School of Veterinary Science, The University of Queensland, Brisbane, Queensland, Australia.
Equine Vet J. 2009 Sep;41(7):671-7. doi: 10.2746/042516409x407648.
Anatomical changes in the hoof lamellar tissue induced by prolonged hyperinsulinaemia have not been described previously. Analysis of the induced lesions may promote understanding of hyperinsulinaemic laminitis pathogenesis and produce clinical benefit.
To use light and transmission electron microscopy (TEM) to document hoof lamellar lesions in ponies clinically lame after prolonged hyperinsulinaemia.
Nine clinically normal, mature ponies were allocated randomly to either a treatment group (n = 5) or control group (n = 4). The treatment group received insulin via a modified, prolonged euglycaemic hyperinsulinaemic clamp technique (EHCT) and were subjected to euthanasia when clinical signs of Obel grade II laminitis occurred. The control group was sham treated with an equivalent volume of 0.9% saline and killed at 72 h. Lamellar tissues of the right front feet were harvested and processed for TEM.
Lamellae from insulin treated ponies were attenuated and elongated with many epidermal basal cells (EBC) in mitosis. Unlike carbohydrate induced laminitis in horses there was no global separation at the lamellar dermal/epidermal interface among ponies. Sporadic EBC basement membrane (BM) separation was associated with the proximity of infiltrating leucocytes. In 2 ponies, the lamellar BM was thickened. The number of hemidesmosomes/microm of BM was decreased in all insulin treated ponies.

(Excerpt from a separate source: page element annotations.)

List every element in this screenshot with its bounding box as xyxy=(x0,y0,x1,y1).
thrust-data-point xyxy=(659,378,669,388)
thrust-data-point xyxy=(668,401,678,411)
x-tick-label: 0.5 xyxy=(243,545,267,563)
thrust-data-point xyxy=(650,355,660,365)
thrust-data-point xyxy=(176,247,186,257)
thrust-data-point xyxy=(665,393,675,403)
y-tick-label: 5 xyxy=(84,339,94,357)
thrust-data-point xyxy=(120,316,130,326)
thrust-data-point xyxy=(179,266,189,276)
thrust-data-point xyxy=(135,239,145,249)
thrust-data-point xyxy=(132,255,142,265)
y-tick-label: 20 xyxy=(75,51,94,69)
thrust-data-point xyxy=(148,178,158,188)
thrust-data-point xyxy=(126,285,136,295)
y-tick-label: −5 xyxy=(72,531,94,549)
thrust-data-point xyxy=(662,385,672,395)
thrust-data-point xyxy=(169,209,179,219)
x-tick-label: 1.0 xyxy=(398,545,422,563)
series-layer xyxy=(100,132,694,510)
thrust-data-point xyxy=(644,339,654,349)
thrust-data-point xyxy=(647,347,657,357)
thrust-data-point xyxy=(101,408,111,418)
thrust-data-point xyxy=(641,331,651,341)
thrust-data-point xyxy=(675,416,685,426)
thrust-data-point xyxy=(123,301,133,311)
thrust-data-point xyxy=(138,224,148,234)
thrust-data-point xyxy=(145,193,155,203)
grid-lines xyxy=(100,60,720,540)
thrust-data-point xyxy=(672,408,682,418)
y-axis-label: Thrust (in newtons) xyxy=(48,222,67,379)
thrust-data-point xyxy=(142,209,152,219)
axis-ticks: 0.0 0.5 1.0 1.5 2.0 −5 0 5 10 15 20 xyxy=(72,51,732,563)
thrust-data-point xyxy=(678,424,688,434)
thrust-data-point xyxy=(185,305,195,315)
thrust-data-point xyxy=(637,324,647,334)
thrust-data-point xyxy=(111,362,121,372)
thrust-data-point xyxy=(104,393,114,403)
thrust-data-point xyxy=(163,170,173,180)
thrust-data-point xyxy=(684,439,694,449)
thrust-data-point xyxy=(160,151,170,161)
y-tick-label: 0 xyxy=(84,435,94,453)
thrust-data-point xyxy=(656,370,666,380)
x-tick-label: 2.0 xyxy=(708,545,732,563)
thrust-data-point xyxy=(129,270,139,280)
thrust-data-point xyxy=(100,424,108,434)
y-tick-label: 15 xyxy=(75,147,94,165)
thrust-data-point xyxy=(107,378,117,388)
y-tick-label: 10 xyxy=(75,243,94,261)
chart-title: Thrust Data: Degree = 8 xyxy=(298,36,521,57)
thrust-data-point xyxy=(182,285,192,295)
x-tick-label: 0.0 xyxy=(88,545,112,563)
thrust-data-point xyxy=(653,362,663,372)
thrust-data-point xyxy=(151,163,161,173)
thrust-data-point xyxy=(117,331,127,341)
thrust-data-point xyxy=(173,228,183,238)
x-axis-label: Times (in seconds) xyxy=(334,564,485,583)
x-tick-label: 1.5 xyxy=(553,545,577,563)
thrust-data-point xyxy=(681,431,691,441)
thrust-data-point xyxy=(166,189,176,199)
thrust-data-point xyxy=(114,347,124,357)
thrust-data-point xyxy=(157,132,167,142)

Prolonged hyperinsulinaemia causes unique lamellar lesions normally characteristic of acute and chronic laminitis. Lamellar proliferation may be an insulin effect through its mitogenic pathway. Aberrant lamellar mitosis may lengthen and weaken the lamellar, distal phalanx attachment apparatus and contribute to the clinical signs that developed.
The study shows that insulin alone, in higher than normal circulating concentrations, induces profound, changes in lamellar anatomy. Medical control of insulin resistance and hyperinsulinaemia may ameliorate lesions and produce clinical benefit.
先前尚未描述过长时间高胰岛素血症引起的蹄角质层组织的解剖学变化。分析诱导的病变可能有助于了解高胰岛素性蹄叶炎的发病机制并产生临床益处。
使用光镜和透射电子显微镜(TEM)记录经过长时间高胰岛素血症后临床跛行的小马的蹄角质层病变。
将 9 匹临床正常、成熟的小马随机分为治疗组(n = 5)或对照组(n = 4)。治疗组通过改良的、延长的血糖正常高胰岛素血症夹闭技术(EHCT)给予胰岛素,并在出现 Obel Ⅱ级蹄叶炎的临床症状时安乐死。对照组用等量 0.9%生理盐水假处理,并在 72 小时时处死。采集右前蹄的角质层组织并进行 TEM 处理。
与马的碳水化合物诱导的蹄叶炎不同,胰岛素处理的小马的角质层变薄和伸长,许多表皮基底层细胞(EBC)处于有丝分裂中。在小马中,角质层真皮/表皮界面没有出现全球性分离。散在的 EBC 基底膜(BM)分离与浸润白细胞的接近有关。在 2 匹小马中,角质层 BM 增厚。所有胰岛素处理的小马的 BM 中半桥粒/μm BM 的数量减少。
长时间高胰岛素血症可引起独特的角质层病变,这些病变通常是急性和慢性蹄叶炎的特征。角质层增生可能是胰岛素通过有丝分裂途径的作用。异常的角质层有丝分裂可能会延长和削弱角质层、远侧趾骨附着装置,并导致出现临床症状。
该研究表明,胰岛素本身在高于正常循环浓度下会引起角质层解剖结构的深刻变化。对胰岛素抵抗和高胰岛素血症的医学控制可能会减轻病变并产生临床益处。